Ningún ejemplo mejor que lo que ha pasado en esta legislatura. Veintiocho decretos-leyes en un año (!). La mayoría de ellos incumpliendo manifiestamente los requisitos de “extraordinaria y urgente necesidad” que la Constitución exige (artículo 86). Es imposible evitar la arbitrariedad de los Gobiernos al dictar decretos-leyes. Cualquier recurso de inconstitucionalidad se demora en el Tribunal Constitucional demasiado tiempo para que sea políticamente útil.

En algunos países el decreto-ley no existe, por su naturaleza antiparlamentaria. Lo mejor que se puede hacer en España es suprimirlo.

Algo parecido hay que decir de la prerrogativa de gracia, un residuo del absolutismo monárquico y un atentado al Estado de Derecho. Debería desaparecer también de la Constitución.

b) Derechos sociales y sostenibilidad fiscal del Estado social. La Seguridad Social, incluyendo la protección al desempleo (artículo 41 CE), la salud pública (artículo 43), la vivienda digna (artículo 47) y las pensiones a los mayores (artículo 50), están mal situados en la Constitución.
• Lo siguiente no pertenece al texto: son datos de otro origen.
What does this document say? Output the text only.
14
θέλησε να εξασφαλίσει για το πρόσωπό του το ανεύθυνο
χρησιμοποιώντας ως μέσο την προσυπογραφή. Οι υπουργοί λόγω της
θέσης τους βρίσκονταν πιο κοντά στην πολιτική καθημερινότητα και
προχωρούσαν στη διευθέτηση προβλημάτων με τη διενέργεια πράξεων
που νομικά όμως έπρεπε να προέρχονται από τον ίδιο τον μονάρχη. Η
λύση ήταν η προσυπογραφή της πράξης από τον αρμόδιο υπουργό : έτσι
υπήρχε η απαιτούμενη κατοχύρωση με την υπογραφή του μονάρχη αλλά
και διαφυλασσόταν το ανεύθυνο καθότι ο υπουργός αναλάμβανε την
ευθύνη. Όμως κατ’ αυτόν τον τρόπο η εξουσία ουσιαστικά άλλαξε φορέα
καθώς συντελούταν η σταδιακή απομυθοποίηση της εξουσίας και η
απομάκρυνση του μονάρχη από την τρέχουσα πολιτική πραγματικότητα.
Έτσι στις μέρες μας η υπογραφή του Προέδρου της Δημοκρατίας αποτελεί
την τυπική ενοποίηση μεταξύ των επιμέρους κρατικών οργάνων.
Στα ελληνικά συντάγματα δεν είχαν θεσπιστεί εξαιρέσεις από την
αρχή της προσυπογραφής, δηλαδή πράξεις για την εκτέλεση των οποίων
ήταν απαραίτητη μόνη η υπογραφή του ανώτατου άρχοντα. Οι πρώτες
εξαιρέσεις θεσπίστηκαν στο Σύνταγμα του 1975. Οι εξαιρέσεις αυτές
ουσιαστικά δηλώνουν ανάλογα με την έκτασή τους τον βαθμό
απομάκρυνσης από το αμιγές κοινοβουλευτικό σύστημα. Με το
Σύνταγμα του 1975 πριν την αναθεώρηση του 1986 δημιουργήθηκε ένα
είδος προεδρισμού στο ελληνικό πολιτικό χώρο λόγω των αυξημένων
Deben pasar a ser verdaderos derechos, no meramente “principios informadores” de la legislación. Deben, en consecuencia, gozar de la mayor protección constitucional.

Pero si queremos disfrutar de derechos sociales tan imprescindibles, entonces hay que crear impuestos que graven más a quienes tengan mayor capacidad económica. De ahí que, una vez que incluido en la Constitución el principio de estabilidad presupuestaria, hay que introducir también el principio de suficiencia del sistema tributario para la sostenibilidad del Estado social. Esta es la reforma fundamental que requiere el artículo 31 CE, así como una apelación contundente al castigo del fraude fiscal.

c) Europa. La Unión Europea, sus valores y principios democráticos, se merecen ocupar un lugar de honor en la Constitución. La Carta de Derechos Fundamentales de los ciudadanos europeos ha de tener rango constitucional. Y la jerarquía superior del derecho europeo ha de ser reconocida.

Con ello, la Constitución española se vincularía al proceso constituyente que Europa tiene que afrontar hacia la democratización y legitimación popular de sus máximas instituciones.

d) El Estado federal. Es la reforma constitucional más difícil. La que más obstáculos para el consenso va a encontrar, empezando por el semántico. Pero absolutamente imprescindible para reequilibrar un Estado cuya estructura de poder territorial ha sufrido enormemente la crisis, porque le falta un soporte jurídico suficientemente trabado y sólido.

Al menos, tres objetivos han de lograrse con la reforma de la Constitución en el ámbito territorial:

—La delimitación y clarificación competencial entre Estado y Comunidades Autónomas (o como se llamen), con solo una lista de atribuciones para el Estado, y el principio de supletoriedad del derecho federal.

—Un diseño detallado del sistema de financiación autonómica en la propia Constitución, basado en la justicia y la solidaridad. Y que rompa con la perversa dialéctica de Estado que recauda y Comunidad Autónoma que gasta. Si se logra, podremos decir entonces que habremos alcanzado un pacto fiscal federal en España.

—Un Senado de representación verdaderamente territorial. Debería elegirse con ocasión de las elecciones a Parlamentos Autonómicos, y con una circunscripción regional, no provincial. La finalidad es que los intereses territoriales afloren y contribuyan a crear la voluntad del Estado federal. Además, el Senado (no el Congreso) debe ser la Cámara que inicie el debate de la legislación con impacto regional y municipal. En esas leyes, el Senado ha de poseer plena capacidad legislativa, equiparándolo al Congreso. Si no fuera así, no habría cambio en su naturaleza parlamentaria.

La reforma constitucional es uno de los instrumentos de cohesión más importantes que existen en las sociedades democráticas avanzadas. España está pidiendo hoy cohesión y solidaridad para afrontar los problemas del presente y el futuro.

Diego López Garrido es diputado socialista en el Congreso y catedrático de Derecho Constitucional.